O relatório da Polícia Federal que investiga a chamada "trama golpista" trouxe novos elementos sobre a prisão preventiva de Filipe Martins, mas também levantou questionamentos significativos sobre a consistência das informações apresentadas. A análise detalhada do caso foi realizada pelo historiador Enio Viterbo, doutor em história pela Universidade de Lisboa, que chamou a atenção para pontos controversos do documento de 884 páginas.
De acordo com Viterbo, que dedicou especial atenção à seção do relatório relacionada à prisão preventiva de Martins, existem inconsistências que comprometem parte das conclusões apresentadas pela Polícia Federal. Um dos pontos destacados é a afirmação de que Filipe Martins teria "forjado" sua saída do Brasil no final de 2022 com o objetivo de dificultar sua localização e, consequentemente, a aplicação da lei penal. Para justificar essa alegação, o relatório se baseia em um registro do Departamento de Segurança Interna dos Estados Unidos (DHS), que indicava a entrada de Martins em Orlando, no estado da Flórida, no dia 30 de dezembro de 2022.
O problema levantado por Viterbo é que, à época do suposto ato de fuga, Filipe Martins não era alvo de investigação formal. Isso, segundo ele, torna questionável a ideia de que sua saída do país foi planejada para evitar a justiça, já que nenhuma medida judicial ou policial havia sido tomada contra ele naquele momento. Além disso, o historiador enfatiza que não há evidências concretas no relatório que sustentem a acusação de que Martins teria deliberadamente forjado a saída. O que existe, aponta Viterbo, é uma alegação baseada exclusivamente na interpretação da Polícia Federal.
Outro elemento crítico apontado é que a informação sobre a entrada de Filipe Martins nos Estados Unidos, usada pela Polícia Federal como prova no relatório, havia sido corrigida pelo próprio DHS antes da entrega do documento. O Departamento de Segurança Interna norte-americano atualizou seus registros e confirmou que a última entrada de Filipe Martins nos Estados Unidos ocorreu em setembro de 2022, e não em dezembro, como consta no relatório da PF. Essa discrepância não foi mencionada no relatório final, o que, segundo Viterbo, compromete a credibilidade das investigações e levanta dúvidas sobre a verificação dos dados utilizados como base para as conclusões.
Enio Viterbo também destacou que esse tipo de erro não pode ser tratado como algo trivial, especialmente em um caso de grande relevância como este, que envolve suspeitas de uma trama golpista e uma série de implicações políticas e jurídicas. Segundo ele, a discrepância nos registros e a ausência de provas concretas reforçam a necessidade de uma análise crítica do relatório, evitando que acusações sejam feitas sem o devido respaldo em evidências.

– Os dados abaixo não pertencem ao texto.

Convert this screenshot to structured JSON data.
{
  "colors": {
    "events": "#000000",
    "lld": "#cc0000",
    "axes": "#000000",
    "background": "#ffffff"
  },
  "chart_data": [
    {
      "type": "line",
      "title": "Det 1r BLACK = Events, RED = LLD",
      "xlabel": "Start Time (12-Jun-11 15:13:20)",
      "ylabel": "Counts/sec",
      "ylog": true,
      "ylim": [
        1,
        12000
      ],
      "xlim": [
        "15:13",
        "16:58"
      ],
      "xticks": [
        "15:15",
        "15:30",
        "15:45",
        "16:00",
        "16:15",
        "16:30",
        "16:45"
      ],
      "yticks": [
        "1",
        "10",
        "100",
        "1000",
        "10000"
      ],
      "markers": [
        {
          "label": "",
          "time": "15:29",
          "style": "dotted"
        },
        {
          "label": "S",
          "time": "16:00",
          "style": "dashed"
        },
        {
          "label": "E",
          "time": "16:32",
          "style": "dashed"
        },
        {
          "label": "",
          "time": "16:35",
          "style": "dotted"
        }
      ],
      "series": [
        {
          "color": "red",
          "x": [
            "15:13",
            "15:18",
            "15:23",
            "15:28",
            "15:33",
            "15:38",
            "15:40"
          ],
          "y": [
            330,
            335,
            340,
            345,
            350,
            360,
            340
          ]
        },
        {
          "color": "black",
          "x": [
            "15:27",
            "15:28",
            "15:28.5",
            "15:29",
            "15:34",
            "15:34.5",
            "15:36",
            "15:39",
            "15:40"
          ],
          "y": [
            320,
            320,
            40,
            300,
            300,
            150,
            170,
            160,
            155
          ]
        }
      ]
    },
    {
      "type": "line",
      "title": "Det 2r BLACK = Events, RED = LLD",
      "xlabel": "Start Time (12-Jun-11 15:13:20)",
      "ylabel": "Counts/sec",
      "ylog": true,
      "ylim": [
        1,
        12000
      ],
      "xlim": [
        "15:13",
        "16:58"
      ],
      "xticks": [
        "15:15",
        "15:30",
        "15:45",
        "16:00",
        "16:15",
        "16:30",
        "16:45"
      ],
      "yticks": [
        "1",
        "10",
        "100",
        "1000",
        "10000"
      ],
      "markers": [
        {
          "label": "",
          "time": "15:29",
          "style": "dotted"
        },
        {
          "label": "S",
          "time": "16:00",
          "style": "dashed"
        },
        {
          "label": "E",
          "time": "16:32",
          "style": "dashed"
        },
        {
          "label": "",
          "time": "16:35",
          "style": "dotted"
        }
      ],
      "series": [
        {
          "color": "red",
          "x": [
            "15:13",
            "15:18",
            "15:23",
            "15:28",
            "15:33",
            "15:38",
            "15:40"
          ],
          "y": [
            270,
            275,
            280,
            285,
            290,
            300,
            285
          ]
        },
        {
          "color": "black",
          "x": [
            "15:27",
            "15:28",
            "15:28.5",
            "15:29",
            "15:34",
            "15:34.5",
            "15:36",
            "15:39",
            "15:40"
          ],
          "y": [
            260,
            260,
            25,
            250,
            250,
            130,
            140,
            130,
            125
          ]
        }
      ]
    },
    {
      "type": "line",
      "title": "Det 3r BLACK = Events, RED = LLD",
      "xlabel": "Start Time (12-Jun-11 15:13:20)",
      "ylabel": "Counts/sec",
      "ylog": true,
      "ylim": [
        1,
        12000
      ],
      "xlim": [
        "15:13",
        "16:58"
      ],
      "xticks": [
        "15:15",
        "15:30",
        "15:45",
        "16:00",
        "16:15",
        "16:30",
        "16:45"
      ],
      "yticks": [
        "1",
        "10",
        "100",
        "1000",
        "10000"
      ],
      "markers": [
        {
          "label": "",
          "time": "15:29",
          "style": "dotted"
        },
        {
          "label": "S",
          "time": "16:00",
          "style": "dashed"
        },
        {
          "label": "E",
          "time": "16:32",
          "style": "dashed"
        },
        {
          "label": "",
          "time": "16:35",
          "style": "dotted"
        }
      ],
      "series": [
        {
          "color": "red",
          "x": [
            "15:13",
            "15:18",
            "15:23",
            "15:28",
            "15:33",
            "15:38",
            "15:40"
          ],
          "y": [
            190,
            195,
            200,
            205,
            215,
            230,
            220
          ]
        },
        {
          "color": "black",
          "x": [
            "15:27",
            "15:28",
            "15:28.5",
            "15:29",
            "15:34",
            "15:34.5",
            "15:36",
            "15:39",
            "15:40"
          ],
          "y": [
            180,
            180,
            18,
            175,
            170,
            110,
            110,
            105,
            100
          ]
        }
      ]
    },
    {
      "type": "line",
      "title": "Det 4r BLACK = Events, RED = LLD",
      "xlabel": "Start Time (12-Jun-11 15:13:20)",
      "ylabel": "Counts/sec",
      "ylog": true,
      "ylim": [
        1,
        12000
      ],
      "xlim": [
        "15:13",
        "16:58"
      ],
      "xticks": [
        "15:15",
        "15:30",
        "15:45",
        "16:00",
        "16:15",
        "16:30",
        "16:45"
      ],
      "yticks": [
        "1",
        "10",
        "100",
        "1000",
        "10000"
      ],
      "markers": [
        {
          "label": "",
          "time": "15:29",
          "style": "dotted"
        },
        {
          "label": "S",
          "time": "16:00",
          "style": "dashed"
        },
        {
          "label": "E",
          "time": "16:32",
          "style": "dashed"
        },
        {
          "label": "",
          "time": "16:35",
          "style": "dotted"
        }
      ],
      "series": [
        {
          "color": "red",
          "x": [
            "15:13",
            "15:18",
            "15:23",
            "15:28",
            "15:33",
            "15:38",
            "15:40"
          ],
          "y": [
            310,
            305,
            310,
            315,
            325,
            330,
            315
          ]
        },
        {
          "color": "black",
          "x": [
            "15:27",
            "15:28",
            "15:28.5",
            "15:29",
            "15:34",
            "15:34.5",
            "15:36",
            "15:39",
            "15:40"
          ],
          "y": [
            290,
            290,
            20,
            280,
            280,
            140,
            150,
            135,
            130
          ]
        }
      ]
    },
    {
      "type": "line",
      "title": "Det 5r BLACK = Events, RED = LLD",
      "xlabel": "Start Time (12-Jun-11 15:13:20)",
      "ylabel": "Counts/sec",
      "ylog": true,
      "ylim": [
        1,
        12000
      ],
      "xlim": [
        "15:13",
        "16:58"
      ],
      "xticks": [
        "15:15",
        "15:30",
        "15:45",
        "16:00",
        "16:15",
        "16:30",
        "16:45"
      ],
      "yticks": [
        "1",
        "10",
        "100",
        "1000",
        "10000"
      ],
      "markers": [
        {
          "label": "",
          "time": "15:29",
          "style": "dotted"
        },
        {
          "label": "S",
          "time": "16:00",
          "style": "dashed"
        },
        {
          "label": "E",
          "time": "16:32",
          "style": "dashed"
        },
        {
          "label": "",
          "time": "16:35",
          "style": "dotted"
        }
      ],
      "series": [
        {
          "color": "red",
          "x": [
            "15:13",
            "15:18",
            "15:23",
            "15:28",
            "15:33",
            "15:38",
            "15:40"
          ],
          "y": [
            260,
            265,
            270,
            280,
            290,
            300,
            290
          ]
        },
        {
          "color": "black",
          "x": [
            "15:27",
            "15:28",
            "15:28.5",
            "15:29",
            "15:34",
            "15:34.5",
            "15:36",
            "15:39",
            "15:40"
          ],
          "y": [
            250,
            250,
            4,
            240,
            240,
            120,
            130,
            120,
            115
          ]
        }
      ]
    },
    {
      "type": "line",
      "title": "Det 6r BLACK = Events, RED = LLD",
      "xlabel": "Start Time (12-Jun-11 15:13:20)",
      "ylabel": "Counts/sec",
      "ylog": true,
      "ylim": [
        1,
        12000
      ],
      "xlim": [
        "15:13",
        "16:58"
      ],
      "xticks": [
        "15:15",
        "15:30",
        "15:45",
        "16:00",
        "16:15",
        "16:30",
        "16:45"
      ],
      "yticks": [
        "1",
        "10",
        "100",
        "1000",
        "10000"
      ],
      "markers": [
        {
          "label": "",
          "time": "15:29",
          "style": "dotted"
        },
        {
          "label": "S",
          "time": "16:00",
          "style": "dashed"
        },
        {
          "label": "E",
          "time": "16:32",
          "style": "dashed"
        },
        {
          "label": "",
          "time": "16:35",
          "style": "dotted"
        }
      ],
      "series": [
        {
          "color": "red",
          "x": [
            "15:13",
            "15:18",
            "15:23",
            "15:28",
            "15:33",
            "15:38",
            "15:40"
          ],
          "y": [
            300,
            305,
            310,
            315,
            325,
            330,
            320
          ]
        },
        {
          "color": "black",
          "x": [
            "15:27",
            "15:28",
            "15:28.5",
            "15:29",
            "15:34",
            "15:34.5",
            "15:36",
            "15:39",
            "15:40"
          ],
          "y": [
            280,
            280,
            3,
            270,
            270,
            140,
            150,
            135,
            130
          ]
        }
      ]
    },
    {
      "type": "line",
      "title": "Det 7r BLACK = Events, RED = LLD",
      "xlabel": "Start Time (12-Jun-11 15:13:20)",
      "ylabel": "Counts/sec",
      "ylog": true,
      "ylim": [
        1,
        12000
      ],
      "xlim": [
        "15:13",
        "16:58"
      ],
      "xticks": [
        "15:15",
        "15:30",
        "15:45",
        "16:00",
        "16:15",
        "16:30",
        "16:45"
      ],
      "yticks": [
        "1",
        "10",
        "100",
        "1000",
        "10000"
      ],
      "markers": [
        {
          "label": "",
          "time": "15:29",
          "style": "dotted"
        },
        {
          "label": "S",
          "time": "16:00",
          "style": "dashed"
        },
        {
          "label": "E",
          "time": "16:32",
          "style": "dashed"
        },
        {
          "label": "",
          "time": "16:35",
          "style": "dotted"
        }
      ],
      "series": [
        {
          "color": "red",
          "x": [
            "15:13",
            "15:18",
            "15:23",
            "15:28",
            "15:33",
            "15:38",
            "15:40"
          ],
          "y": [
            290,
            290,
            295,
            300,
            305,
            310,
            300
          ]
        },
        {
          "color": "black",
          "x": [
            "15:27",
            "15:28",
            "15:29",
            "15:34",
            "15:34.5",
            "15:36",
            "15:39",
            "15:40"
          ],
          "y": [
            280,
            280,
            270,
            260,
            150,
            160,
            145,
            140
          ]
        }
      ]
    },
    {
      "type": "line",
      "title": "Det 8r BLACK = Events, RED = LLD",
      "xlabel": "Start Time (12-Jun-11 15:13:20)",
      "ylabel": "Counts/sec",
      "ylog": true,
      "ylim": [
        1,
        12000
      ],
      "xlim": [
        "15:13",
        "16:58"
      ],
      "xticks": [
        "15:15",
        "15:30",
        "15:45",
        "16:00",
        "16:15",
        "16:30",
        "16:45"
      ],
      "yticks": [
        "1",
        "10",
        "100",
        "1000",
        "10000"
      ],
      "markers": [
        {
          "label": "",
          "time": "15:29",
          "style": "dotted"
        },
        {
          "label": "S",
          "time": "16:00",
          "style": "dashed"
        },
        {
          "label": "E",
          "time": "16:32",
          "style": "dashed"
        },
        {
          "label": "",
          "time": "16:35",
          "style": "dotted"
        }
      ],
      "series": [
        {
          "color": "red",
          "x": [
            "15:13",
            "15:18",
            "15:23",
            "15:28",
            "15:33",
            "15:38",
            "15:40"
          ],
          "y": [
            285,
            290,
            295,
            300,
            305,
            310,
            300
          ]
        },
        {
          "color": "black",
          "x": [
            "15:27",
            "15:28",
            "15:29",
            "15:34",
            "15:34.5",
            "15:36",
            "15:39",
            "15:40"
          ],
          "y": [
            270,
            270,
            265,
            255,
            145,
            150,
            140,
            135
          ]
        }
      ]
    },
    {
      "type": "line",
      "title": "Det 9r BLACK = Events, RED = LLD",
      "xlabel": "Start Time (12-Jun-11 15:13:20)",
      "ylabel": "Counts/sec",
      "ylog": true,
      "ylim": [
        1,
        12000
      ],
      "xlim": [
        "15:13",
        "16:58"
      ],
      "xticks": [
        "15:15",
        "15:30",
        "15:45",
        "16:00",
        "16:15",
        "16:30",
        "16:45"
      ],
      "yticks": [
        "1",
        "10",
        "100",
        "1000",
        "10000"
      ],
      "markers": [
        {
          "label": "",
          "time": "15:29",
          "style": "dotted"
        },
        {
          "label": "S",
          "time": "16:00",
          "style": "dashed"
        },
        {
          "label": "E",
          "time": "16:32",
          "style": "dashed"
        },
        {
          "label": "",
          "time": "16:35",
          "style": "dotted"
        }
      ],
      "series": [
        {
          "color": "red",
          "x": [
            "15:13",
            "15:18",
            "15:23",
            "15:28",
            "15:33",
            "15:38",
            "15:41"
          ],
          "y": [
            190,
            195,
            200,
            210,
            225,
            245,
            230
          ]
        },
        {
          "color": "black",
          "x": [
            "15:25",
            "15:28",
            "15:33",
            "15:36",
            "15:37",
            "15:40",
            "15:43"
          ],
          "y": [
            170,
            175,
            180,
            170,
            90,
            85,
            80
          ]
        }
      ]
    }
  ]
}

O caso Filipe Martins ganhou notoriedade por seu envolvimento com figuras políticas de destaque e por seu papel em articulações que, segundo as investigações, teriam como objetivo desestabilizar o governo. No entanto, as controvérsias em torno do relatório da Polícia Federal revelam que há fragilidades na condução do processo, o que pode impactar o desfecho do caso.
Para Viterbo, o episódio ilustra a importância de uma atuação criteriosa e transparente das instituições responsáveis por investigar crimes complexos. Ele sugere que a divulgação de informações inconsistentes, como no caso do registro de entrada nos Estados Unidos, pode gerar desconfiança não apenas no público, mas também entre os agentes do sistema de justiça. O historiador defende que qualquer acusação deve ser fundamentada em provas sólidas e que eventuais erros ou omissões sejam prontamente corrigidos para garantir a legitimidade do processo.
Além disso, Viterbo propõe que o relatório seja lido com atenção pelos interessados em entender o caso, ressaltando que, embora extenso, ele contém elementos que permitem uma análise detalhada das estratégias e conclusões da Polícia Federal. Ele acredita que o debate público sobre o relatório pode contribuir para fortalecer os mecanismos de controle e fiscalização das investigações, evitando que erros como esse se repitam em situações futuras.
O caso Filipe Martins, portanto, não apenas revela os desafios de lidar com investigações de alta complexidade, mas também reforça a necessidade de rigor técnico e ético na produção de relatórios oficiais. Para muitos, as conclusões da Polícia Federal devem ser vistas com cautela, especialmente quando baseadas em informações que, como apontado por Viterbo, podem não refletir a realidade dos fatos.